Sunshine and Sentimentality

This past week, as temperatures reached into the 70s, I loved watching how people were drawn outside—stretching hammocks between trees, sprawling on every available patch of grass, tossing a Frisbee with friends between classes, and coming up with any possible excuse to go for a walk. After weeks of solitary morning runs where I could go for miles and only encounter a few other souls crazy enough to run in a snow storm, I was suddenly surrounded by runners, walkers, bikers, and people with their pets enjoying the unexpected preview of spring. I could feel my lungs expanding and my shoulders relaxing every time I stepped outside, relishing the feel of sunshine on my bare arms, tilting my face up to the sky to capture as much vitamin D as possible. Because I spent last semester in Ecuador, it’s been a while since I experienced this transition—of snow and ice turning to sunshine and welcome breezes. I had forgotten how much the warmer weather jars me out of my routine, reminding me to take in my surroundings, to relish the moment, and to look up.

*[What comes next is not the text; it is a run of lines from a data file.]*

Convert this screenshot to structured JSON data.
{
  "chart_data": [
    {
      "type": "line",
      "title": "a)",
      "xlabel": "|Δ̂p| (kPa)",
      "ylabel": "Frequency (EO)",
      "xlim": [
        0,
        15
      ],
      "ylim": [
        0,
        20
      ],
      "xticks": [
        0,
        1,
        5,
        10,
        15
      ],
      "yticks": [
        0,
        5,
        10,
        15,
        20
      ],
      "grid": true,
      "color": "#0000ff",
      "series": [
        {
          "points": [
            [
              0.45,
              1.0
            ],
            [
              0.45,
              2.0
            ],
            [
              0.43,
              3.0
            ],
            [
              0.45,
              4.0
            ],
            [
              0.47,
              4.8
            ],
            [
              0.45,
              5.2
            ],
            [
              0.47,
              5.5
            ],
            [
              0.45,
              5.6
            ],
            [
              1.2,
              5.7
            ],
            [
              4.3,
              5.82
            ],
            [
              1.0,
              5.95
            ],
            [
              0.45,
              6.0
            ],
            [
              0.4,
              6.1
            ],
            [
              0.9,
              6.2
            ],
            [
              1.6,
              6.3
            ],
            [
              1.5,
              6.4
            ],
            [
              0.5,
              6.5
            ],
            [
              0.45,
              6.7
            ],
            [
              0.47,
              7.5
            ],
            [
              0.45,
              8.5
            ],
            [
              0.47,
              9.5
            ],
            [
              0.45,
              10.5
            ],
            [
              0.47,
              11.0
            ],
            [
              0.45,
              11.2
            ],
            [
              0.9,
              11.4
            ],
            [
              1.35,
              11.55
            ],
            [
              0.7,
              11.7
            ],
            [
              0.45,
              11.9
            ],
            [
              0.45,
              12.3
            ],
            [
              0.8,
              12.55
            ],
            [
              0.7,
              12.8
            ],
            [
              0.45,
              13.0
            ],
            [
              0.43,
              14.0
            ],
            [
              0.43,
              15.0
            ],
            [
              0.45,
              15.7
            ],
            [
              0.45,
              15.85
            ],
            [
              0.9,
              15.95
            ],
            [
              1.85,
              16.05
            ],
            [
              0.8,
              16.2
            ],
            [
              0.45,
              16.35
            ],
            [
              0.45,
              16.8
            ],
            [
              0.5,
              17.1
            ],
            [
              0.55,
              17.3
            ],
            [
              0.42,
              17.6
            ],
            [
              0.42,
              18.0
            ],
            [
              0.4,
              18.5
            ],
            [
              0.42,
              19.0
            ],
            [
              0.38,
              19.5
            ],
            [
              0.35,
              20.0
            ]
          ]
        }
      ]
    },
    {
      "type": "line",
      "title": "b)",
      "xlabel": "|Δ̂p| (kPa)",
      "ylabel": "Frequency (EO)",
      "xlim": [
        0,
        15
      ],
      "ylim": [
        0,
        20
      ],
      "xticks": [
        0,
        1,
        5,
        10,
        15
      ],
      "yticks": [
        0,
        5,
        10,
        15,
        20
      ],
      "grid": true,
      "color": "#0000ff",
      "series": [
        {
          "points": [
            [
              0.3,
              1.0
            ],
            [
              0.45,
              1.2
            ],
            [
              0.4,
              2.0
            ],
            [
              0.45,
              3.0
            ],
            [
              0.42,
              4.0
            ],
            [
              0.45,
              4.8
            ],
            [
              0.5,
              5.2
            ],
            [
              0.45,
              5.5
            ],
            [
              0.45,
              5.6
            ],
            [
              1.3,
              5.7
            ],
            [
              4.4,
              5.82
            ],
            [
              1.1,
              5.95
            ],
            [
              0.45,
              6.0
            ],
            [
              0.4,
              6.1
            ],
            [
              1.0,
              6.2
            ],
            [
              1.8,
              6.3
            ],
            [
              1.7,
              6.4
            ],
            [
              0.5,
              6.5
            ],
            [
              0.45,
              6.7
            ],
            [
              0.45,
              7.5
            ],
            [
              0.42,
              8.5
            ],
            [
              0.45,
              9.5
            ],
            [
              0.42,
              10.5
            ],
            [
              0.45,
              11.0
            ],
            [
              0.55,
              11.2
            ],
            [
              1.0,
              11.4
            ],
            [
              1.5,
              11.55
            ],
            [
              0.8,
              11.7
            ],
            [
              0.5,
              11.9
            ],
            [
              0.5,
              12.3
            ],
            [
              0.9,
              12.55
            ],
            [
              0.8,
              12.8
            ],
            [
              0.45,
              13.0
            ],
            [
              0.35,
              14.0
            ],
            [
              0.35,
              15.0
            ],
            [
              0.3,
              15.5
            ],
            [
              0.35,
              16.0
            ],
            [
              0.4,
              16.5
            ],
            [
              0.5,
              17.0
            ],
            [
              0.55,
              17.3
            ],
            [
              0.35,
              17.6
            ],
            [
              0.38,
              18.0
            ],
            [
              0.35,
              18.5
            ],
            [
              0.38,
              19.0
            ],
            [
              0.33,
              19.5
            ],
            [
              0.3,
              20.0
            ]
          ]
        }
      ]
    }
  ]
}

Due to its association with the end of a school year, spring weather like this always sets off some sentimentality on my part and right now, since this is my senior year, it’s hitting a little harder than normal. So indulge me for a minute as I share a little sentimentality about my time at Marsh. Due to the national holiday on Monday, we did not have our normal community dinner followed by our staff meeting. So this morning, when all seven of us interns were at Marsh for Sunday service, it felt like it had been so long since we had seen each other. And in my energetic sun-fueled, overly sentimental state, I felt so at home in their company. We are a crazy, eclectic bunch—Nick quotes theologians and rappers in the same breath, sprinkling metaphors involving math or science into deep, rambling philosophical thoughts. He’s always flying from one thing to another and yet has the time to write 1500 word blog posts. Matt baffles us all with his love of finance and he brings a quiet, indomitable energy to his work, refusing to let anyone take the air out of his sails. Devin speaks poetically from the heart in his blog posts and has fearlessly taken on the task of teaching Marsh Chapel’s gaggle of children everything they need to know about the bible. Tom only joined our ranks this semester and has already found his place among us, bringing a reflective presence and friendly confidence to our little band of Marshians. Denise and I have become great at exchanging sideways glances when the others are getting a little out of hand and her blog posts are beautiful expressions of her exploration of faith and the world, grounded in a strong United Methodist identity. My fellow senior and three-year veteran of the internship program, Ian is our glue, providing a listening ear and quiet wisdom that emerges both in his careful pauses and thoughtful words. He is a walking encyclopedia—able to reference Greek and Roman mythology, explain concepts from biology, neuroscience, linguistics, and philosophy, and analyze Latin etymology of words without breaking a sweat. And then there’s me—I am enthusiastically Lutheran and in my confirmation class growing up I was the know-it-all who made a game of seeing how fast I could find scripture passages in my bible. My major contribution to our cohort is probably sarcasm and raised eyebrows but I do my best to balance it out with a serious and thoughtful presence when I can.

We all bring something valuable to the table, shaped by our own passions and faith backgrounds, each of us trying to figure out where God is calling us to go and what God is calling us to do. There is a lot of laughter and love here and an overabundance of puns and fire emojis. But there is also a willingness to be vulnerable, the freedom to ask questions and learn from each other, and the ability to engage in discussions about God and faith without worrying about judgment or rejection. No matter what else is going on in our lives, we know we have each other’s backs and that energizes my soul more than even the sunniest spring day after a long winter.